Tirupparam Kunram Murugan
The huge temple is one of the most ancient religious sites of Madurai. It dates back as far as the 6th century and finds its mention among ancient relics excavated from the region. The temple is dedicated to Murugan, one of the various forms of Shiva and remains of the six sacred sites dedicated to the Hindu god. Apart from enshrining a prominent idol of Shiva, the Tirupparam Kunram Murugan temple also house deities of Vishnu, Ganesha, and Durga. Visit during important local festivals like Brahmotsavam, which is celebrated with great fervor and divinity. You can also visit during other events like Skanda Shasti, Kartikai festival, Vaikasi Vikasam, and Vaikuntha Ekadashi.
Also, call Thirumaliruncholai Temple, this religious site sits outside Madurai, in the quiet village of Azhagar Kovil, about 21 KM from the main city. You can avail a good taxi service in Madurai and do a day trip to this temple site. The temple is the most significant element of this village, in the sense that it defines and shapes the lives and history of the local people. The temple is dedicated to Vishnu and boasts prominent gopuram and pillared mandapam, which is typical of traditional Dravidian architecture. Apart from its artistic and divine beauty, the Kallazhagar Temple is also known for its scenic location. It sits at the edge of a forest, making it a beautiful sight.
Also known as Shri Solaimalai Murugan Temple, this is about 16 KM outside the town, situated on a hilltop. You can avail a licensed Madurai car rental with driver and reach the bottom of the hills. From there you have to walk up the slopes to reach the main shrine. The path that leads to the temple is flanked by dense forests and makes for a good trek. Dedicated to Murugan, one of the various forms of Shiva, this temple is one of the six most sacred sites enshrining different avatars of Shiva.

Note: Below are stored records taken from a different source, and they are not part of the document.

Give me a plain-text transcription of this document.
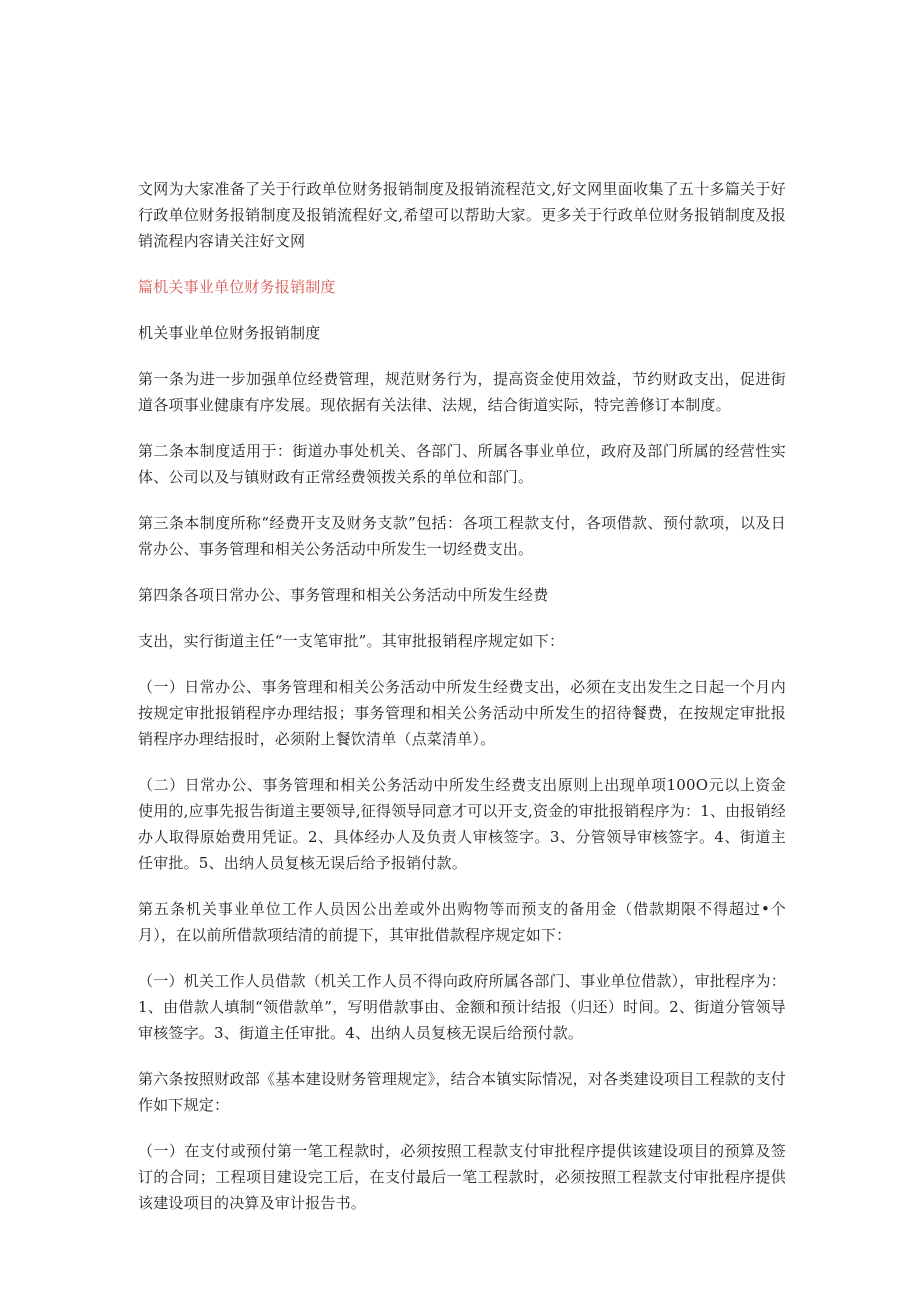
文网为大家准备了关于行政单位财务报销制度及报销流程范文,好文网里面收集了五十多篇关于好行政单位财务报销制度及报销流程好文,希望可以帮助大家。更多关于行政单位财务报销制度及报销流程内容请关注好文网

篇机关事业单位财务报销制度

机关事业单位财务报销制度

第一条为进一步加强单位经费管理，规范财务行为，提高资金使用效益，节约财政支出，促进街道各项事业健康有序发展。现依据有关法律、法规，结合街道实际，特完善修订本制度。

第二条本制度适用于：街道办事处机关、各部门、所属各事业单位，政府及部门所属的经营性实体、公司以及与镇财政有正常经费领拨关系的单位和部门。

第三条本制度所称“经费开支及财务支款”包括：各项工程款支付，各项借款、预付款项，以及日常办公、事务管理和相关公务活动中所发生一切经费支出。

第四条各项日常办公、事务管理和相关公务活动中所发生经费

支出，实行街道主任“一支笔审批”。其审批报销程序规定如下：

（一）日常办公、事务管理和相关公务活动中所发生经费支出，必须在支出发生之日起一个月内按规定审批报销程序办理结报；事务管理和相关公务活动中所发生的招待餐费，在按规定审批报销程序办理结报时，必须附上餐饮清单（点菜清单）。

（二）日常办公、事务管理和相关公务活动中所发生经费支出原则上出现单项100O元以上资金使用的,应事先报告街道主要领导,征得领导同意才可以开支,资金的审批报销程序为：1、由报销经办人取得原始费用凭证。2、具体经办人及负责人审核签字。3、分管领导审核签字。4、街道主任审批。5、出纳人员复核无误后给予报销付款。

第五条机关事业单位工作人员因公出差或外出购物等而预支的备用金（借款期限不得超过•个月），在以前所借款项结清的前提下，其审批借款程序规定如下：

（一）机关工作人员借款（机关工作人员不得向政府所属各部门、事业单位借款），审批程序为：1、由借款人填制“领借款单”，写明借款事由、金额和预计结报（归还）时间。2、街道分管领导审核签字。3、街道主任审批。4、出纳人员复核无误后给预付款。

第六条按照财政部《基本建设财务管理规定》，结合本镇实际情况，对各类建设项目工程款的支付作如下规定：

（一）在支付或预付第一笔工程款时，必须按照工程款支付审批程序提供该建设项目的预算及签订的合同；工程项目建设完工后，在支付最后一笔工程款时，必须按照工程款支付审批程序提供该建设项目的决算及审计报告书。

Narasingam Yoga Narasimha Perumal Temple
About 8 KM from Madurai town, in the village of Narasingam, amidst the scenic locale of Yanaimalai Hills, you will find this ancient temple. The specialty of this temple lies in its construction. It is a part of a naturally-formed cave and is dedicated to Yoga Narasimha Perumal and also houses a deity of Narasingavalli. Even the idol is carved out of the cave itself. The cave is said to be as old as 5000 years, and the temple was built later in the 770 AD. While it has its religious significance, the Narasimha Perumal Temple is more of an exclusive architectural specimen reflecting classic Pandian artwork and rock-cut style.
Whether you are an architecture enthusiast, an art connoisseur, or simply a traveler with an eye for aesthetics, each of these temples of Madurai is sure to visually delight you in every frame.